In deze uitspraak van de Rechtbank Den Haag, zittingsplaats Utrecht, wordt het beroep van eiser tegen het niet in behandeling nemen van zijn aanvraag voor een verblijfsvergunning asiel voor bepaalde tijd beoordeeld. De minister van Asiel en Migratie had de aanvraag op 5 september 2025 niet in behandeling genomen, omdat Slovenië verantwoordelijk zou zijn voor de aanvraag. De rechtbank heeft het beroep op 28 oktober 2025 behandeld, waarbij eiser, zijn gemachtigde en een tolk aanwezig waren.

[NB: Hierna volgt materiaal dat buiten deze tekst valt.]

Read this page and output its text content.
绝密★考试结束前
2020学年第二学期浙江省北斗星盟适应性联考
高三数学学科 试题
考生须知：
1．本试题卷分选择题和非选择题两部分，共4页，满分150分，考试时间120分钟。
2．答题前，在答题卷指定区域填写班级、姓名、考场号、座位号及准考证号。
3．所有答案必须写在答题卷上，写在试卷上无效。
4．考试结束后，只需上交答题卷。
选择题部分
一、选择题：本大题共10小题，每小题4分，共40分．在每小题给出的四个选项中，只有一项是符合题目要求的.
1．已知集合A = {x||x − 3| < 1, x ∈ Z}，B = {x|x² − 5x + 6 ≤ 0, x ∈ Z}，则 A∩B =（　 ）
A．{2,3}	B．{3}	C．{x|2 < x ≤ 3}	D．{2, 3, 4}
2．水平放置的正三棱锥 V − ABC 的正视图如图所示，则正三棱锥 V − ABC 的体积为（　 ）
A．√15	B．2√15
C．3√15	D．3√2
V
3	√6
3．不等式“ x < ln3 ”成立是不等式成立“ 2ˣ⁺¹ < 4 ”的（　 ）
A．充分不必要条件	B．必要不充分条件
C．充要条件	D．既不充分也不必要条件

De rechtbank oordeelt dat de minister in strijd heeft gehandeld met de zorgvuldigheidseisen, omdat eiser niet in de gelegenheid is gesteld om een zienswijze in te dienen voordat het besluit werd genomen. Eiser had een verzoek om uitstel ingediend, maar de minister heeft hier niet op gereageerd. De rechtbank stelt vast dat het niet toestaan van een zienswijze een essentieel onderdeel van de procedure is en dat dit leidt tot een zorgvuldigheidsgebrek.
De rechtbank verklaart het beroep gegrond en vernietigt het bestreden besluit. De minister moet een nieuw besluit nemen op de aanvraag van eiser, waarbij rekening gehouden moet worden met de uitspraak van de rechtbank. Tevens wordt de minister veroordeeld tot betaling van € 1.814,- aan proceskosten aan eiser, omdat de gemachtigde van eiser een beroepschrift heeft ingediend en aan de zitting heeft deelgenomen. De uitspraak is openbaar gemaakt op 12 november 2025.